- Kalateh-ye Kazem Location within Iran
- Coordinates: 35°07′54″N 60°06′33″E﻿ / ﻿35.13167°N 60.10917°E
- Country: Iran
- Province: Razavi Khorasan
- County: Bakharz
- District: Bala Velayat
- Rural District: Ashtin

Population (2016)
- • Total: 1,067
- Time zone: UTC+3:30 (IRST)

= Kalateh-ye Kazem =

Village in Razavi Khorasan province, Iran

Kalateh-ye Kazem (كلاته كاظم) (Note: Also romanized as Kalāteh-e Kāz̧em and Kalāteh-ye Kāz̧em) is a village in Ashtin Rural District of Bala Velayat District in Bakharz County, Razavi Khorasan province, Iran.

==Demographics==
===Population===
At the time of the 2006 National Census, the village's population was 816 in 164 households, when it was in Bala Velayat Rural District of the former Bakharz District in Taybad County.

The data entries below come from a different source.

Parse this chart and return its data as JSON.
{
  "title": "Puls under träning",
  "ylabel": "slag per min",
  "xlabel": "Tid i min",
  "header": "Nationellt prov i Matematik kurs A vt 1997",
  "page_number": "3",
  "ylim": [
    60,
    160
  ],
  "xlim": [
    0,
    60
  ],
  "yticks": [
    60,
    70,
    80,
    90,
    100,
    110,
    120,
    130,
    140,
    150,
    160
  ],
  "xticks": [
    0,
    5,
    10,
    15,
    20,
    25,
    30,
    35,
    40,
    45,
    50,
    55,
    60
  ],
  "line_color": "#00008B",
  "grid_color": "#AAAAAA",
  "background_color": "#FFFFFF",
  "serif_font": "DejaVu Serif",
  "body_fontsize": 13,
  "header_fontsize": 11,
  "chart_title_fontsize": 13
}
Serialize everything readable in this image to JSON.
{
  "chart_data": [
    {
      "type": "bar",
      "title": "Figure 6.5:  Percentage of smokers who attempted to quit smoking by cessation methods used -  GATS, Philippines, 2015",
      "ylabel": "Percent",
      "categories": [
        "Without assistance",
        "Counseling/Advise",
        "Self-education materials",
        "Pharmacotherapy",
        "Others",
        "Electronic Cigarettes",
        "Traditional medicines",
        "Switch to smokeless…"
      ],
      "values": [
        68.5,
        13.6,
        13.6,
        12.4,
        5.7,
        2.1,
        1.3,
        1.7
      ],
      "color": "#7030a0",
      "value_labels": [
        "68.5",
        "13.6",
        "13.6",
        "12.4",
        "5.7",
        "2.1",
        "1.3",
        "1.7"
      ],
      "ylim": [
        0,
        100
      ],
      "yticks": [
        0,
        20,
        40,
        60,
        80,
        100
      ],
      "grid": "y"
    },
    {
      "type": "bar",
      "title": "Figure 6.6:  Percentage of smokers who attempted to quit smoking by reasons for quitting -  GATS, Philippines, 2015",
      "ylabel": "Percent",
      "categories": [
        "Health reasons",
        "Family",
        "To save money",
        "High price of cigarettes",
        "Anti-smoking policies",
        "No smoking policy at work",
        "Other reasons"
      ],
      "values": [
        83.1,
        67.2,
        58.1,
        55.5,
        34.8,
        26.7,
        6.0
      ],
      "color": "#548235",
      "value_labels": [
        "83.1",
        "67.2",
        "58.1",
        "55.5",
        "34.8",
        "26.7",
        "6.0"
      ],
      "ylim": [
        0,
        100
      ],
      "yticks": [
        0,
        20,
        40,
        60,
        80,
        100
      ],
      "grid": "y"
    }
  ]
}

The following census in 2011 counted 1,020 people in 270 households, by which time the district had been separated from the county in the establishment of Bakharz County. The rural district was transferred to the new Bala Velayat District, and the village was transferred to Ashtin Rural District created in the same district. The 2016 census measured the population of the village as 1,067 people in 298 households.